As described above, according to the present invention,
Since the inner water pipe and the outer water pipe are finless water pipes with an angled cross-section over the combustion gas passage of a predetermined length from the opening provided in the row of inner water pipes toward the downstream of the flow of the combustion gas, high temperature oxidation of fins and An excellent effect that a crack due to thermal stress is prevented and a water tube boiler equipped with a can body having a small blowing power can be realized is obtained.

[Brief description of drawings]

FIG. 1 is a vertical cross-sectional view showing the structure of a water tube boiler according to an embodiment of the present invention.

FIG. 2 is a cross-sectional view showing the structure of a water tube boiler according to an embodiment of the present invention.

FIG. 3 is a cross-sectional view showing the structure of a water tube boiler according to another embodiment of the present invention.

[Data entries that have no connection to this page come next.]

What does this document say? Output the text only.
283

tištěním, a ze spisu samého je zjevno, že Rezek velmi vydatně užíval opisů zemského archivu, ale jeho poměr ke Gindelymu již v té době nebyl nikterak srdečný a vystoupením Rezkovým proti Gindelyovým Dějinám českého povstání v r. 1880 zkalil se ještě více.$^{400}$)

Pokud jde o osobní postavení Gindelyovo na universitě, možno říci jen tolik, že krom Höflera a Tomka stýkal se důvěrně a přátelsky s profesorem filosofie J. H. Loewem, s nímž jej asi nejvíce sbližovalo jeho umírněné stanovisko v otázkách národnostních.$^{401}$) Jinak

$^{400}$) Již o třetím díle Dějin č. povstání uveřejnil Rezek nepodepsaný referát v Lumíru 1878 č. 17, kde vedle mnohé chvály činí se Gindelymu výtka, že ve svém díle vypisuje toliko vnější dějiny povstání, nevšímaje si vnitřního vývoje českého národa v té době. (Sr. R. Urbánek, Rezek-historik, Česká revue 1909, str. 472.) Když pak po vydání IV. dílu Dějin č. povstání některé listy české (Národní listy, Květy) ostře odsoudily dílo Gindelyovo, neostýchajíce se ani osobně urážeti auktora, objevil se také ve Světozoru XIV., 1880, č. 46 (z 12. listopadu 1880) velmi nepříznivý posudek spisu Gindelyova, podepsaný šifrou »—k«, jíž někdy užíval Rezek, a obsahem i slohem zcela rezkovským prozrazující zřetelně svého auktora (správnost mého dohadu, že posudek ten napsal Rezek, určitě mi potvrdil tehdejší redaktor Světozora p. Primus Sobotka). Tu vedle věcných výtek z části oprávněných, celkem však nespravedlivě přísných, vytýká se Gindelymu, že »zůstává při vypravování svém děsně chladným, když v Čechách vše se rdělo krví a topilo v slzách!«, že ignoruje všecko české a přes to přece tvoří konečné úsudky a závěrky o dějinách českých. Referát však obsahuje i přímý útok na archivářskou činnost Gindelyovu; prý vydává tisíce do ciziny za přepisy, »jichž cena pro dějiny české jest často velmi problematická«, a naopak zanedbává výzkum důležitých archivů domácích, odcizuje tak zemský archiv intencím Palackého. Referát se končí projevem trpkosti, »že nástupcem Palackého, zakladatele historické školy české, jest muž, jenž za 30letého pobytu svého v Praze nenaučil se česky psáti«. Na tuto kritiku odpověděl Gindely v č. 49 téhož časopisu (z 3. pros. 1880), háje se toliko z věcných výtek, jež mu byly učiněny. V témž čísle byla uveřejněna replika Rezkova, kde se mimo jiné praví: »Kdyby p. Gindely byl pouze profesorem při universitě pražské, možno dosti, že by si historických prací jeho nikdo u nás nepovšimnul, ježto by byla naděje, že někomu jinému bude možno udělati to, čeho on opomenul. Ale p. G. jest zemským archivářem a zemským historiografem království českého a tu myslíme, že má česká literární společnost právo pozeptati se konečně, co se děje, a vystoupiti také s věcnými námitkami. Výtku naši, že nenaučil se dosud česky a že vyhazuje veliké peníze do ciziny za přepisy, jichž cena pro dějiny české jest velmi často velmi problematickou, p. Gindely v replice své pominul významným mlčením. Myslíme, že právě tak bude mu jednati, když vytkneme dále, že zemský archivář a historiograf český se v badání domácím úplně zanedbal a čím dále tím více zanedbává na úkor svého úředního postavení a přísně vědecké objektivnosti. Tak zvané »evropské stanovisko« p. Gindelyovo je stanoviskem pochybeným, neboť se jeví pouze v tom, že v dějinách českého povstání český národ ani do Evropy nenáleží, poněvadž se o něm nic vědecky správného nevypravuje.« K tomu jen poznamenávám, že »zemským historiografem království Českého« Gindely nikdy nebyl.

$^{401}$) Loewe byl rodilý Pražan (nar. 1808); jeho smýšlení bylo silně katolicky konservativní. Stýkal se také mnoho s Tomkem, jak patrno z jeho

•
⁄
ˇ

FIG. 4 is a plan sectional view showing the structure of a conventional water tube boiler of this type.

[Explanation of symbols]

 1 Upper Heading or Upper Body 2 Lower Heading or Lower Body 3 Inner Water Tube 4 Outer Water Tube 5 Combustion Gas Passage 6 Casing 7 Insulation Material 8 Combustion Chamber 9 Combustion Device 10 Opening 11 Opening 12 Flue 13 Fin of Cross Section 14 Finless water pipe with angled cross section 15 Fin 16 Fin

Claims (1)

[Claims] 1. An upper pipe head or an upper body and a lower pipe body or a lower body are both formed in an annular shape, and the upper pipe body or the upper body and the lower pipe body or the lower body are connected by a large number of inner water pipes and outer water pipes. Then, the inner water pipes are closely or connected by fins to be arranged as an annular water pipe wall, and the outer water pipes are tightly or connected by fins to be arranged as an annular water pipe wall, and the inner water pipe and the water pipe wall are A combustion gas passage is formed between the outer water pipe and the water pipe wall, and a fin having a cross section of an angle is attached to one or both of the inner water pipe and the outer water pipe facing the combustion gas passage in the pipe longitudinal direction. , While forming a combustion chamber in the annular water pipe wall of the inner water pipe,
An opening is provided in the annular water pipe wall of the inner water pipe to communicate the combustion chamber with the combustion gas passage, and an opening is provided in the annular water pipe wall of the outer water pipe to connect the combustion gas passage and the flue. In a boiler having a structure in which they communicate with each other, the inner water pipe and the outer water pipe are angled without fins over a combustion gas passage of a predetermined length from an opening provided in the row of the inner water pipe toward a downstream side of a flow of combustion gas. A water tube boiler characterized by using a water tube.